けど、あんまり営利組織と思われていない、消費者生活協同組合ってのも実は法人なんだな。ところがこいつは、出資高に応じて利益分配することが許されているというか、運営上はほとんど義務化(法的義務じゃないんだけどね)されているわけだ。
んじゃぁ、生協ってのは無制限に営利組織化っていうとそうでもない。
むしろ、NPO法人よりか経営を安定させながら、公益活動(個々での公益って言葉もまた微妙ではあるけど)をやらせるように上手くできている。
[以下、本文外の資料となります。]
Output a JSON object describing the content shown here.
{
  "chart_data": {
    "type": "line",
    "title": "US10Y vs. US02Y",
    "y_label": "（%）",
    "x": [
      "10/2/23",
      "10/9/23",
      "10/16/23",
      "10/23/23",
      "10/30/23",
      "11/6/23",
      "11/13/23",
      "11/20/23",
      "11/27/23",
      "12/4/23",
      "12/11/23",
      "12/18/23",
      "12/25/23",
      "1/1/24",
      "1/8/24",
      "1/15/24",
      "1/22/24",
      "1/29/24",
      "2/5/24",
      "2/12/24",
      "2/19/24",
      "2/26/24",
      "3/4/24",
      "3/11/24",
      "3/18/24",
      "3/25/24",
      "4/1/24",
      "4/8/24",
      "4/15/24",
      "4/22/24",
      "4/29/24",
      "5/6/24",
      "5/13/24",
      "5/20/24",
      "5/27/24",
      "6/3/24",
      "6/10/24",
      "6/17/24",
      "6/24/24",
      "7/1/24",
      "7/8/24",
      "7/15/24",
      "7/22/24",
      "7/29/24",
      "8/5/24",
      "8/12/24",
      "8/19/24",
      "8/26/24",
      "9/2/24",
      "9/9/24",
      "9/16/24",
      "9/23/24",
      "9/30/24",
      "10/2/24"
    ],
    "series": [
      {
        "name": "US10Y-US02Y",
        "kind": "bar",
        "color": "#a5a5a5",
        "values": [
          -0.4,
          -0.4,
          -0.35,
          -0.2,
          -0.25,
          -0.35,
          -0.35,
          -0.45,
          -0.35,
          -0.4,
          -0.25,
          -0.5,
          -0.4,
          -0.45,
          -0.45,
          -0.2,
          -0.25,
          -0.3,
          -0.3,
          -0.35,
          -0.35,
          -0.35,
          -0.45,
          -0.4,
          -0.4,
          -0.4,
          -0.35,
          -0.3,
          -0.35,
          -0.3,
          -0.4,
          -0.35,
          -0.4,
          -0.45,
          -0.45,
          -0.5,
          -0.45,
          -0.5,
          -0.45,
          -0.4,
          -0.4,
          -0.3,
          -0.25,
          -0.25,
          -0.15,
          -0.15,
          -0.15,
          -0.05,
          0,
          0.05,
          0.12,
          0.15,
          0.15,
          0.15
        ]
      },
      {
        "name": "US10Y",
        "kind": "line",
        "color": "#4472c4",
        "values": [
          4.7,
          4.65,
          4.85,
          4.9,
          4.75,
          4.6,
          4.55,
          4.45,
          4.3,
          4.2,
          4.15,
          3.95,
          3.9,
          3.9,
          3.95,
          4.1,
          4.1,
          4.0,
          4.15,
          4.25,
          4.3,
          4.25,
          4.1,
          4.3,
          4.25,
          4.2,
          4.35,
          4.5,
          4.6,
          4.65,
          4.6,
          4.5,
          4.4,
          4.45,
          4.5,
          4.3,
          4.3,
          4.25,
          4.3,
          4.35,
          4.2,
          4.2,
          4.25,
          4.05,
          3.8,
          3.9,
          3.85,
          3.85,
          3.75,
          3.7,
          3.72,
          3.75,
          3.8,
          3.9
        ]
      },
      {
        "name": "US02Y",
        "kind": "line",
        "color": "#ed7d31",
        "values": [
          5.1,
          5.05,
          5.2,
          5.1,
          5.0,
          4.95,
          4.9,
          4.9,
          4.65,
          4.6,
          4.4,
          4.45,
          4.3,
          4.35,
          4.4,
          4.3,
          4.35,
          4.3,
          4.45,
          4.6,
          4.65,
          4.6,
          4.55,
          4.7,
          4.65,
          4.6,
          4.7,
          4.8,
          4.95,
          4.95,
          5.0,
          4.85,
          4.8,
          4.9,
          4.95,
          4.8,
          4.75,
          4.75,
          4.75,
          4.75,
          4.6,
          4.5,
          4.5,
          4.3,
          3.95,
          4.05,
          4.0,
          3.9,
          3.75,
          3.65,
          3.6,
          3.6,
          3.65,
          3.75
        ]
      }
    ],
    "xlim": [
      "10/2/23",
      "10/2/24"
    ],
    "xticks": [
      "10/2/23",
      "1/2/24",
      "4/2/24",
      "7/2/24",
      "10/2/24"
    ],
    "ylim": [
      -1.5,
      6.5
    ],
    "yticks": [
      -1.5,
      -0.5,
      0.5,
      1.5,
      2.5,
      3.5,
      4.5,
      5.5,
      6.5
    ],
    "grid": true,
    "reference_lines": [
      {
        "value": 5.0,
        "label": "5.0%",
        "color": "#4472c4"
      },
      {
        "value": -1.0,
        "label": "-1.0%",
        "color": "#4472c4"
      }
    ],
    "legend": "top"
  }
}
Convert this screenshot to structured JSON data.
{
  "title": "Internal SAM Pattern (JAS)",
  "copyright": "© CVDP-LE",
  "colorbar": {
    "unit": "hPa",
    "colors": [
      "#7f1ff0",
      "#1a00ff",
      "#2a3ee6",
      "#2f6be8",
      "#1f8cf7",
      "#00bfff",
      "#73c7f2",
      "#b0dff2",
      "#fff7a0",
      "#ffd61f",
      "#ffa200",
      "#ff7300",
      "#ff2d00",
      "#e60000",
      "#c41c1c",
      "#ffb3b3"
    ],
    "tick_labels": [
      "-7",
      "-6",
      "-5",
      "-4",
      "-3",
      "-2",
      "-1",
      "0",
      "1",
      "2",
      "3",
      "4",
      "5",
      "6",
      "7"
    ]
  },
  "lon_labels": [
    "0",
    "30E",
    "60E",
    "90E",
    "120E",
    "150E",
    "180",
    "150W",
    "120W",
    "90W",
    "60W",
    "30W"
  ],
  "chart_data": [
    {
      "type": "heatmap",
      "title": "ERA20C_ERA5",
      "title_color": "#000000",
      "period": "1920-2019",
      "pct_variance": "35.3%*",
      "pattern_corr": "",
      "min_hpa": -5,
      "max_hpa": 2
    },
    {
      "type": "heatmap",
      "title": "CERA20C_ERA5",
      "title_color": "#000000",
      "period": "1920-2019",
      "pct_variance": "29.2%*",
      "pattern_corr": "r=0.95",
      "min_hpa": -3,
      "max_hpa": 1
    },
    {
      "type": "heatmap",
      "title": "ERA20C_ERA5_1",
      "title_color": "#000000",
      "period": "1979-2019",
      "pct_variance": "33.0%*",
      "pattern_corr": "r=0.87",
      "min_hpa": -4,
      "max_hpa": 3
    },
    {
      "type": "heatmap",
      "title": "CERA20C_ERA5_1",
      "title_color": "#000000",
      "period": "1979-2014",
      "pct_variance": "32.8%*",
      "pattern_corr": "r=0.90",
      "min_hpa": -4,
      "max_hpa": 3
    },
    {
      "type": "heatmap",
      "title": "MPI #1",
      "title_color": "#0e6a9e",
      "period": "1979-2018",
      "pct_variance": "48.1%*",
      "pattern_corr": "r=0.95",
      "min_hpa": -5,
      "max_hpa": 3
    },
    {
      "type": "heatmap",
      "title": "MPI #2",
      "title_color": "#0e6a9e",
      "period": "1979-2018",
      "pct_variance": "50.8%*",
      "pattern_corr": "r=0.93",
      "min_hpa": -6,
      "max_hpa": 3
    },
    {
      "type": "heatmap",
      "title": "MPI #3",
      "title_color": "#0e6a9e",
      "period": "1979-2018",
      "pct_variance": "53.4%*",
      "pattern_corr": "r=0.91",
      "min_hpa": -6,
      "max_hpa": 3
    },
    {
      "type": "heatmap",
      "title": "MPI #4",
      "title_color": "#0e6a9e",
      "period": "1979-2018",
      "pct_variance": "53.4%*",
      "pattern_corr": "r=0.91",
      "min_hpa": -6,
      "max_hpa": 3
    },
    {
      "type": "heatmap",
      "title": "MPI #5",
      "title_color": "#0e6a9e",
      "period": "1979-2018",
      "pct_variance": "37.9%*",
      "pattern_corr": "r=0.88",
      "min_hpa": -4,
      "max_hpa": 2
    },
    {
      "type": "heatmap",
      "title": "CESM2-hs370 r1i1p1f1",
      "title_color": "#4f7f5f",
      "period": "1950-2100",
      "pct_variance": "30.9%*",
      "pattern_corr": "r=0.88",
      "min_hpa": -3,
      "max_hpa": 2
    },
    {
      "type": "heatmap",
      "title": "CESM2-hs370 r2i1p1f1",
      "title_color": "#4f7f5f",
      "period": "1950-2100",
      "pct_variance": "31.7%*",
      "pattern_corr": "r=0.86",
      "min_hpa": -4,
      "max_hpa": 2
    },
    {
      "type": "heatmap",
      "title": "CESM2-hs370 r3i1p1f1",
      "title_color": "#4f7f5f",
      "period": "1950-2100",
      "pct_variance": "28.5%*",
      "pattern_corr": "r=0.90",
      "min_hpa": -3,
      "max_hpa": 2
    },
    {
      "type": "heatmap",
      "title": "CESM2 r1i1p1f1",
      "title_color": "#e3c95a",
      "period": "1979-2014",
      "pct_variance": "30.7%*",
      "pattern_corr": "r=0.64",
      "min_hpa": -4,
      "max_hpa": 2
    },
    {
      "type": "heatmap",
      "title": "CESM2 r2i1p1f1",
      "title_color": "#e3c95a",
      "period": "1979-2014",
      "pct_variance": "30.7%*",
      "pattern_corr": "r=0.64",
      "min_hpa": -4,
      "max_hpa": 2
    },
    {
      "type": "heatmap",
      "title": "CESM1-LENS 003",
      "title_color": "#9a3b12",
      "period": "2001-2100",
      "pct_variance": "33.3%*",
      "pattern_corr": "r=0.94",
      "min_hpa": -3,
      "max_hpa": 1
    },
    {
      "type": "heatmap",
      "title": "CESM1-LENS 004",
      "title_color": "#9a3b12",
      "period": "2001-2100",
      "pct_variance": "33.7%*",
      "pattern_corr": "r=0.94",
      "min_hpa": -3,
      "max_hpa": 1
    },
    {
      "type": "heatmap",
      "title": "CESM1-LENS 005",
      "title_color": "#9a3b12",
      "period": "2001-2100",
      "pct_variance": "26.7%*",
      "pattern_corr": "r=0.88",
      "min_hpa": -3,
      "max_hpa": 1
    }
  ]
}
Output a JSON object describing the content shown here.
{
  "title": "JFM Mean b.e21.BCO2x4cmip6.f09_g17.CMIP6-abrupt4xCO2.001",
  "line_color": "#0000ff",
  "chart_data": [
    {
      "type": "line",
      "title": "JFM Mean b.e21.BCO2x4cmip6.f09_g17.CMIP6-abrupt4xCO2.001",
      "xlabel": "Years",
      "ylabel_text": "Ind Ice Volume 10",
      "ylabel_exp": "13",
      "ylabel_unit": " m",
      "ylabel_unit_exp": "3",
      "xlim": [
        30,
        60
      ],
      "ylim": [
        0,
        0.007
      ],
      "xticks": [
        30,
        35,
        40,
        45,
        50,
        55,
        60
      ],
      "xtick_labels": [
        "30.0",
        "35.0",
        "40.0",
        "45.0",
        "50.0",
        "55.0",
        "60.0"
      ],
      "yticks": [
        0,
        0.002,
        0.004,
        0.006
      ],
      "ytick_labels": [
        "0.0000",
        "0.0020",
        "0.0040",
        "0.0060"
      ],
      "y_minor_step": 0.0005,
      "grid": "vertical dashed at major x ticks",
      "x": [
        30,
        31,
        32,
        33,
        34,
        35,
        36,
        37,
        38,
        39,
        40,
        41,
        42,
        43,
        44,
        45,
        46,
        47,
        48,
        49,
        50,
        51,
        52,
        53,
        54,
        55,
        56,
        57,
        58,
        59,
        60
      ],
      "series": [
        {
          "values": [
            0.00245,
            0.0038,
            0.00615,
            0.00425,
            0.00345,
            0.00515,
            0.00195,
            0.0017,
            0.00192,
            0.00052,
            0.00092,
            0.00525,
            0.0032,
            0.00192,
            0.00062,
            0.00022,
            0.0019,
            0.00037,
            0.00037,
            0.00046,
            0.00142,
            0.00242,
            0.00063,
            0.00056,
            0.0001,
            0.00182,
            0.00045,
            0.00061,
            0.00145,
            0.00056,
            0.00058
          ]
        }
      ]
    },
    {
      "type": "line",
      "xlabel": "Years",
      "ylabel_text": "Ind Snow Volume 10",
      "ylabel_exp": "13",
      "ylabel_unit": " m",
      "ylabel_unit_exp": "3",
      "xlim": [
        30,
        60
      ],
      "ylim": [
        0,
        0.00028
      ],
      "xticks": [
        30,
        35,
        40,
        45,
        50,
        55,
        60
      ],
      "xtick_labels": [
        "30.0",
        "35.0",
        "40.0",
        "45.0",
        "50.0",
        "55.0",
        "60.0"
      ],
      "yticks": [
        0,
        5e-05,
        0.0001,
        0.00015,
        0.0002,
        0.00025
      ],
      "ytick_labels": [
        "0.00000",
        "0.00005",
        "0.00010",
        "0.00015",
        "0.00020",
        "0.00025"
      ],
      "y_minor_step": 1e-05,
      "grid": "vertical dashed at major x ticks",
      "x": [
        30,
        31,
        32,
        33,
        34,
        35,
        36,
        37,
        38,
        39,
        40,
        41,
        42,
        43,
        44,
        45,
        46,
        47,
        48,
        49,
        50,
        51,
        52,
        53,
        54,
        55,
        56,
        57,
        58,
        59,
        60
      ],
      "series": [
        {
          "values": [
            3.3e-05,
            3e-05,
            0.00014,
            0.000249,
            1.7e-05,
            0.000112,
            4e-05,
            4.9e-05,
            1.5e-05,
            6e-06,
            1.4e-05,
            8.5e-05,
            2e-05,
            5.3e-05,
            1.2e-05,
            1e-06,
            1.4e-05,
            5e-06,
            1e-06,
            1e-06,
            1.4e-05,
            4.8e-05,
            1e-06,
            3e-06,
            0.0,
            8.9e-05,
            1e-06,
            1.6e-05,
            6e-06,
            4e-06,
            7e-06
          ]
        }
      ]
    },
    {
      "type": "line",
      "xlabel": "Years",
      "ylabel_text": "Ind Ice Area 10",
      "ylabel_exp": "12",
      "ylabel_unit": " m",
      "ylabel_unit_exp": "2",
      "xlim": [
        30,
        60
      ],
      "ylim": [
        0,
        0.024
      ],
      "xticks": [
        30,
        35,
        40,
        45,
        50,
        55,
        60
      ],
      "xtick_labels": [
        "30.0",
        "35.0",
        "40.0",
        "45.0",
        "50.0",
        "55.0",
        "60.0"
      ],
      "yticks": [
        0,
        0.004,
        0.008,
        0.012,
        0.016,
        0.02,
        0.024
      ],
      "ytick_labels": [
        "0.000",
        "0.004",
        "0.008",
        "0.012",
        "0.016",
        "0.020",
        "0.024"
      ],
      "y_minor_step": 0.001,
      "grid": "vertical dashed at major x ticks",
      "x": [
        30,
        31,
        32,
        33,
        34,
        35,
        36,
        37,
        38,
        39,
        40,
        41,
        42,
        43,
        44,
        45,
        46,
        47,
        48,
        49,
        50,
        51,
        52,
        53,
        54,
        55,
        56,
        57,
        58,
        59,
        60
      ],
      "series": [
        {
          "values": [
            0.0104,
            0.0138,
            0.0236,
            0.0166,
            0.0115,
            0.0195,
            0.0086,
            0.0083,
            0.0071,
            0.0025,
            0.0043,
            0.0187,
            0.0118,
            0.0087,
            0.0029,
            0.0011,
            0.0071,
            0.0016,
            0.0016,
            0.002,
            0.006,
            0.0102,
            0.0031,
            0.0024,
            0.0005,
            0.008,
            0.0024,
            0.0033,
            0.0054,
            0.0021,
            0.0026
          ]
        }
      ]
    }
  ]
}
ま、生協ってのは、基本的に資本金というのに近い概念で、出資金ってのがある。で、その出資金を元手に、色々な本業をするわけだが、基本的に、物販・商社・メーカー、病院、施設、保険業を主業務として営むことができる、というか、それをするために設立する。おもいっきり、ある種の営利活動をすることを法的に定められているわけだ。
で、上手く営業ができれば利ざやが出るってもんで、この利ざやの取扱いに、非常に特徴がある。
まず、準備金という代物。基本的に保険業を営むと、出資金と同額、営んでなければ半額以上を、定款に定めることが義務付けられている。ある種の経営安定基金だ。ところが、この準備金、いきなり持ってなくてもいい。
その営業年度の利益のうちの1/10以上(保険業を営んでいる場合は1/5以上)を準備金として積み立てなければならない。この積み立てて残ったお金が、はじめて、その生協として自由になるお金なのだ。ちなみに、準備金が満たされれば、積み立てる必要はない。また、損失の補填はこの準備金から行われる。なので、損失が出て、準備金残高が定款の定めを切れば、また充足していかなければならない。
この残ったお金は、公益的事業に使ってもよし、出資高割戻しとか、利用高割戻しに使ってもいいというわけだ。

で、思うに、この割戻しを禁じれば、ちょうどその他の事業のほうから見た、NPO法人の会計に非常に良く似た性質を持つわけだ。ただ、この準備金という仕掛けはNPO法人にはなく、公益活動のための安定化の金作りが難しくなるわけだ。普通に貯金だったら、利益として課税対象になってしまう。

生協ってのは、実はとってもよくできた仕掛けなんだなと。まぁ、運営する輩が腐ってれば、どんないい仕掛けも屑同然と言うのは古今東西共通なんでしょうけど。